David Borges, the founder and principal at Springline Research Group who spent two decades at UMass Dartmouth's Public Policy Center, said too that the 2017 estimates were on the conservative side given that offshore wind was such a new industry in America.

"We had a lot of back-and-forth with the Vineyard Wind folks early on this project where we were calling them out for certain things and they would say, 'yeah, you're probably right about that.' And it was a nice, healthy back-and-forth to get to a place where we weren't over-promising," he said. "That's something we didn't want to do from the start."

As the first utility-scale offshore wind project in the United States, Vineyard Wind I is at the front edge of a growing new industry that Massachusetts policymakers hope will be an economic engine in the Bay State -- not to mention a key contributor to decarbonization efforts.

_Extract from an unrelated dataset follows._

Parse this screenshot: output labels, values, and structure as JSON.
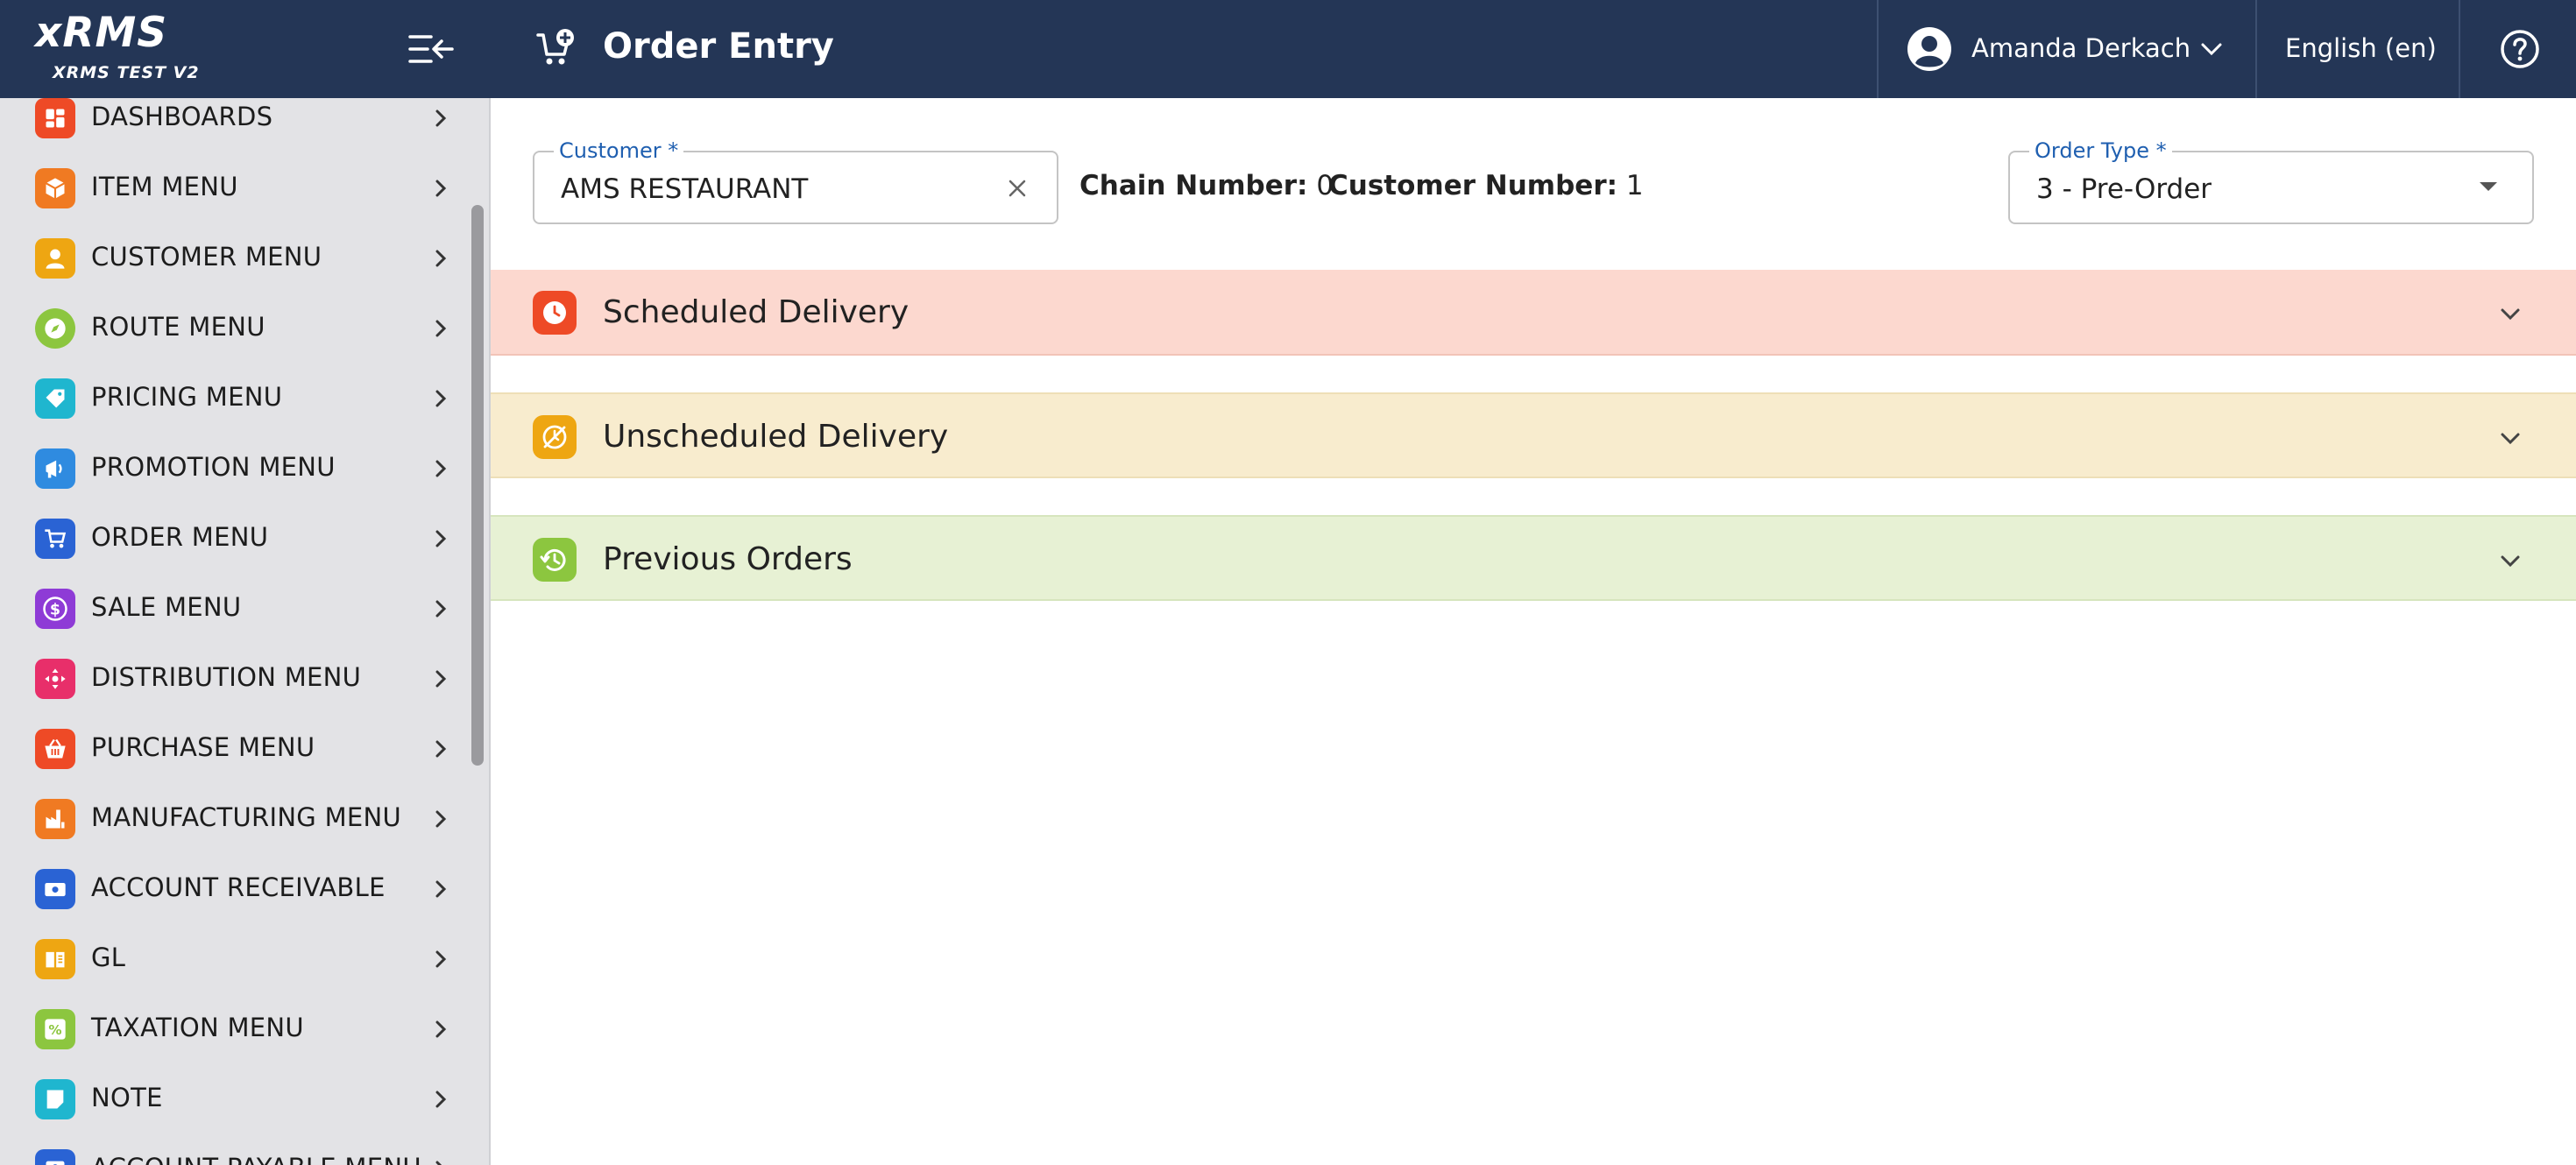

The first annual report from Vineyard Wind, required as part of an agreement with DOER, provides an initial point of measurement.

"Avangrid is proud that our joint venture, first-in-the-nation Vineyard Wind 1 project is delivering on this vision and already exceeding its immense potential for job creation and economic impact," Sy Oytan, Avangrid's senior vice president for offshore wind projects, said. "We look forward to building on these strong benchmarks as the staging and assembly work for this historic project begins in New Bedford, where Massachusetts workers will chart a new course for clean energy in the United States."

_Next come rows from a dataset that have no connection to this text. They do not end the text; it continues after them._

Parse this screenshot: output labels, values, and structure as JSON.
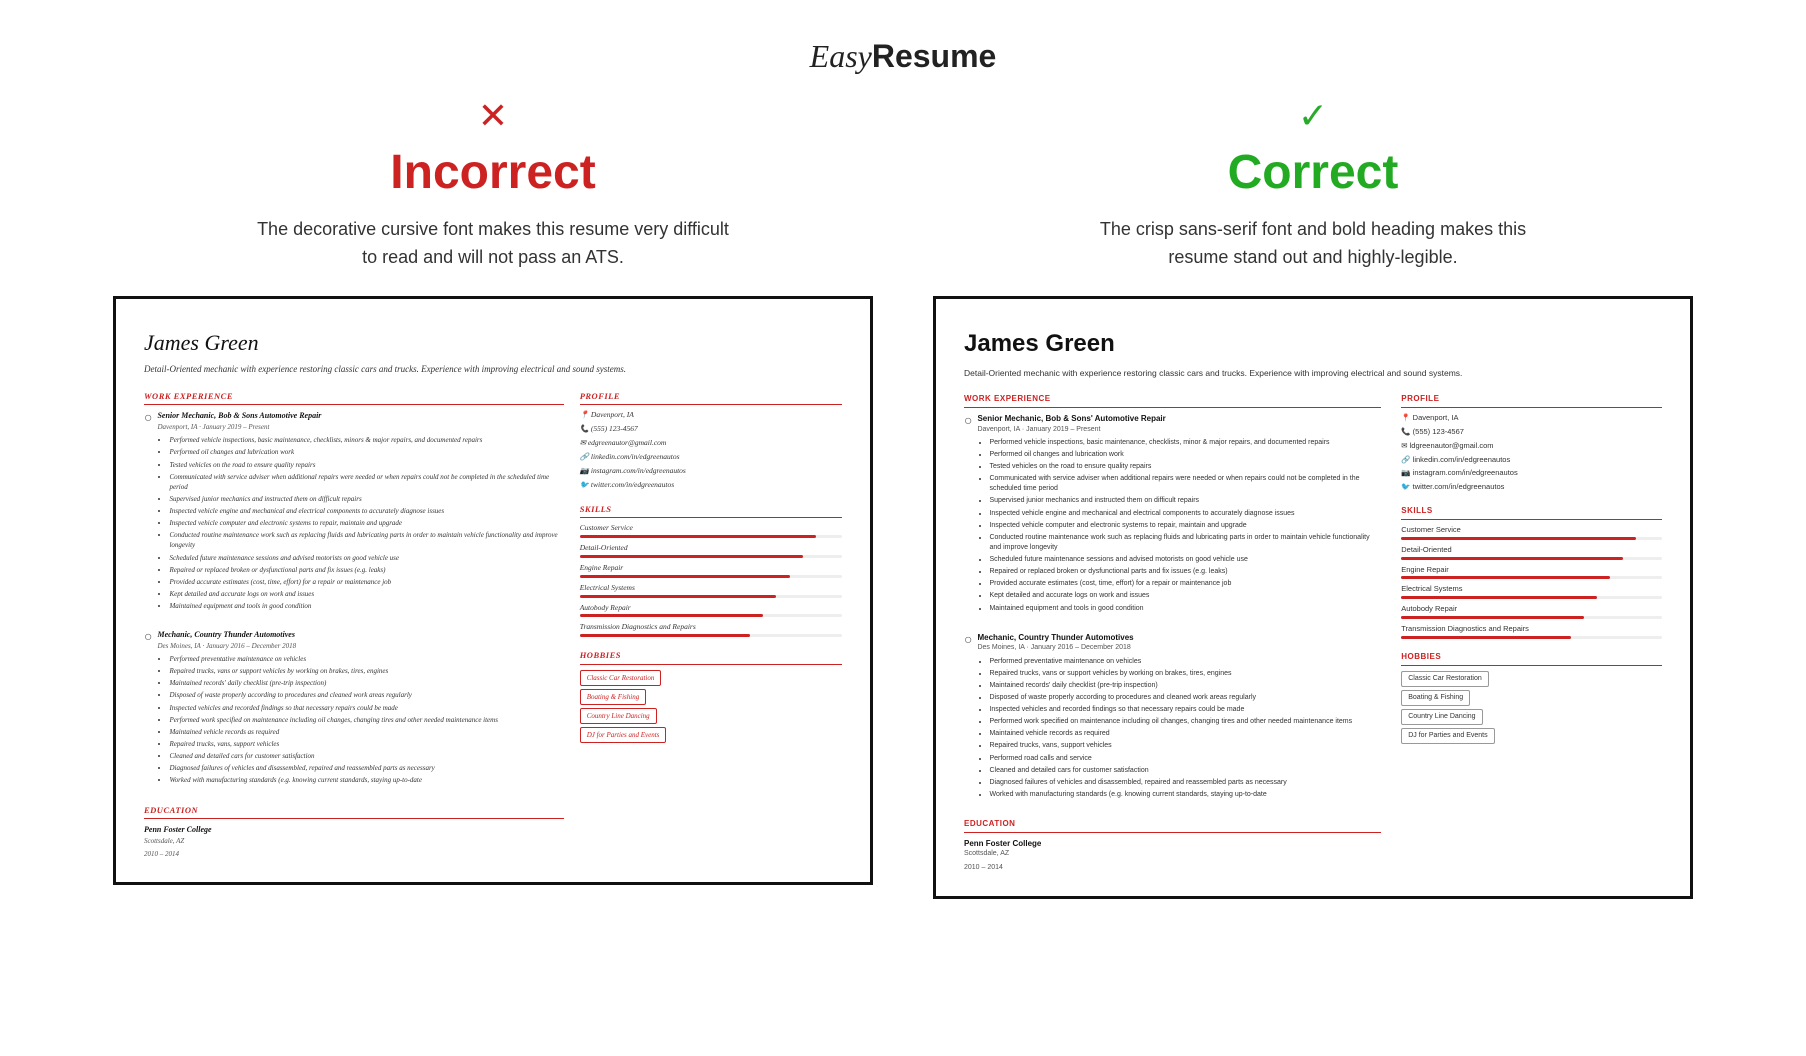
{
  "header": {
    "logo_easy": "Easy",
    "logo_resume": "Resume"
  },
  "incorrect": {
    "icon": "✕",
    "label": "Incorrect",
    "description": "The decorative cursive font makes this resume very difficult to read and will not pass an ATS.",
    "resume": {
      "name": "James Green",
      "tagline": "Detail-Oriented mechanic with experience restoring classic cars and trucks. Experience\nwith improving electrical and sound systems.",
      "work_experience_title": "WORK EXPERIENCE",
      "jobs": [
        {
          "title": "Senior Mechanic, Bob & Sons Automotive Repair",
          "meta": "Davenport, IA · January 2019 – Present",
          "bullets": [
            "Performed vehicle inspections, basic maintenance, checklists, minors & major repairs, and documented repairs",
            "Performed oil changes and lubrication work",
            "Tested vehicles on the road to ensure quality repairs",
            "Communicated with service adviser when additional repairs were needed or when repairs could not be completed in the scheduled time period",
            "Supervised junior mechanics and instructed them on difficult repairs",
            "Inspected vehicle engine and mechanical and electrical components to accurately diagnose issues",
            "Inspected vehicle computer and electronic systems to repair, maintain and upgrade",
            "Conducted routine maintenance work such as replacing fluids and lubricating parts in order to maintain vehicle functionality and improve longevity",
            "Scheduled future maintenance sessions and advised motorists on good vehicle use",
            "Repaired or replaced broken or dysfunctional parts and fix issues (e.g. leaks)",
            "Provided accurate estimates (cost, time, effort) for a repair or maintenance job",
            "Kept detailed and accurate logs on work and issues",
            "Maintained equipment and tools in good condition"
          ]
        },
        {
          "title": "Mechanic, Country Thunder Automotives",
          "meta": "Des Moines, IA · January 2016 – December 2018",
          "bullets": [
            "Performed preventative maintenance on vehicles",
            "Repaired trucks, vans or support vehicles by working on brakes, tires, engines",
            "Maintained records' daily checklist (pre-trip inspection)",
            "Disposed of waste properly according to procedures and cleaned work areas regularly",
            "Inspected vehicles and recorded findings so that necessary repairs could be made",
            "Performed work specified on maintenance including oil changes, changing tires and other needed maintenance items",
            "Maintained vehicle records as required",
            "Repaired trucks, vans, support vehicles",
            "Cleaned and detailed cars for customer satisfaction",
            "Diagnosed failures of vehicles and disassembled, repaired and reassembled parts as necessary",
            "Worked with manufacturing standards (e.g. knowing current standards, staying up-to-date"
          ]
        }
      ],
      "education_title": "EDUCATION",
      "education": {
        "school": "Penn Foster College",
        "degree": "Scottsdale, AZ",
        "years": "2010 – 2014"
      },
      "profile_title": "PROFILE",
      "profile_items": [
        "Davenport, IA",
        "(555) 123-4567",
        "edgreenautor@gmail.com",
        "linkedin.com/in/edgreenautos",
        "instagram.com/in/edgreenautos",
        "twitter.com/in/edgreenautos"
      ],
      "skills_title": "SKILLS",
      "skills": [
        {
          "label": "Customer Service",
          "pct": 90
        },
        {
          "label": "Detail-Oriented",
          "pct": 85
        },
        {
          "label": "Engine Repair",
          "pct": 80
        },
        {
          "label": "Electrical Systems",
          "pct": 75
        },
        {
          "label": "Autobody Repair",
          "pct": 70
        },
        {
          "label": "Transmission Diagnostics and Repairs",
          "pct": 65
        }
      ],
      "hobbies_title": "HOBBIES",
      "hobbies": [
        "Classic Car Restoration",
        "Boating & Fishing",
        "Country Line Dancing",
        "DJ for Parties and Events"
      ]
    }
  },
  "correct": {
    "icon": "✓",
    "label": "Correct",
    "description": "The crisp sans-serif font and bold heading makes this resume stand out and highly-legible.",
    "resume": {
      "name": "James Green",
      "tagline": "Detail-Oriented mechanic with experience restoring classic cars and\ntrucks. Experience with improving electrical and sound systems.",
      "work_experience_title": "WORK EXPERIENCE",
      "jobs": [
        {
          "title": "Senior Mechanic, Bob & Sons' Automotive Repair",
          "meta": "Davenport, IA · January 2019 – Present",
          "bullets": [
            "Performed vehicle inspections, basic maintenance, checklists, minor & major repairs, and documented repairs",
            "Performed oil changes and lubrication work",
            "Tested vehicles on the road to ensure quality repairs",
            "Communicated with service adviser when additional repairs were needed or when repairs could not be completed in the scheduled time period",
            "Supervised junior mechanics and instructed them on difficult repairs",
            "Inspected vehicle engine and mechanical and electrical components to accurately diagnose issues",
            "Inspected vehicle computer and electronic systems to repair, maintain and upgrade",
            "Conducted routine maintenance work such as replacing fluids and lubricating parts in order to maintain vehicle functionality and improve longevity",
            "Scheduled future maintenance sessions and advised motorists on good vehicle use",
            "Repaired or replaced broken or dysfunctional parts and fix issues (e.g. leaks)",
            "Provided accurate estimates (cost, time, effort) for a repair or maintenance job",
            "Kept detailed and accurate logs on work and issues",
            "Maintained equipment and tools in good condition"
          ]
        },
        {
          "title": "Mechanic, Country Thunder Automotives",
          "meta": "Des Moines, IA · January 2016 – December 2018",
          "bullets": [
            "Performed preventative maintenance on vehicles",
            "Repaired trucks, vans or support vehicles by working on brakes, tires, engines",
            "Maintained records' daily checklist (pre-trip inspection)",
            "Disposed of waste properly according to procedures and cleaned work areas regularly",
            "Inspected vehicles and recorded findings so that necessary repairs could be made",
            "Performed work specified on maintenance including oil changes, changing tires and other needed maintenance items",
            "Maintained vehicle records as required",
            "Repaired trucks, vans, support vehicles",
            "Cleaned and detailed cars for customer satisfaction",
            "Diagnosed failures of vehicles and disassembled, repaired and reassembled parts as necessary",
            "Worked with manufacturing standards (e.g. knowing current standards, staying up-to-date"
          ]
        }
      ],
      "education_title": "EDUCATION",
      "education": {
        "school": "Penn Foster College",
        "degree": "Scottsdale, AZ",
        "years": "2010 – 2014"
      },
      "profile_title": "PROFILE",
      "profile_items": [
        "Davenport, IA",
        "(555) 123-4567",
        "ldgreenautor@gmail.com",
        "linkedin.com/in/edgreenautos",
        "instagram.com/in/edgreenautos",
        "twitter.com/in/edgreenautos"
      ],
      "skills_title": "SKILLS",
      "skills": [
        {
          "label": "Customer Service",
          "pct": 90
        },
        {
          "label": "Detail-Oriented",
          "pct": 85
        },
        {
          "label": "Engine Repair",
          "pct": 80
        },
        {
          "label": "Electrical Systems",
          "pct": 75
        },
        {
          "label": "Autobody Repair",
          "pct": 70
        },
        {
          "label": "Transmission Diagnostics and Repairs",
          "pct": 65
        }
      ],
      "hobbies_title": "HOBBIES",
      "hobbies": [
        "Classic Car Restoration",
        "Boating & Fishing",
        "Country Line Dancing",
        "DJ for Parties and Events"
      ]
    }
  }
}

But while Vineyard Wind moves closer to delivering power to the grid, the other offshore wind projects in the Massachusetts pipeline recently went the other direction.

SouthCoast Wind Energy, formerly known as Mayflower Wind, was selected for a 804 megawatt project in 2019 and a 400 MW project in 2021 but has said its combined 1,200 MW project will now come online by 2028, three years later than its first project was expected to begin providing cleaner power to Massachusetts.

And Commonwealth Wind, Avangrid's roughly 1,200 MW project chosen by Massachusetts utilities in 2021, has said it is no longer viable and sought to scrap the contracts it agreed to last year with utility companies. That project would also come online by 2028 if it is allowed to renegotiate the terms of the contracts.

Vineyard Wind I meanwhile is in the early stages of construction on what will be a 800 MW project located 15 miles off the coast of Martha's Vineyard. As of September 2022, 199 workers had been employed by the project that year, with 105 of them being union employees. The majority of the offshore construction is expected to begin in the second quarter of 2023, the report said.

In addition to the jobs and economic impact benefits, Vineyard Wind I is projected to generate enough electricity for more than 400,000 homes and businesses in Massachusetts, and reduce carbon emissions by more than 1.6 million metric tons per year, which the company said is the equivalent of taking 325,000 cars off the road annually.

"The promise of these electrons starting to be available as soon as late this calendar year, I think is is another impact that we haven't really assessed," Goodman said. He added, "This [report] is really about the project itself. But, you know, once it's up and running ... it will be the gift that keeps on giving in terms of predictably-priced clean, green electrons."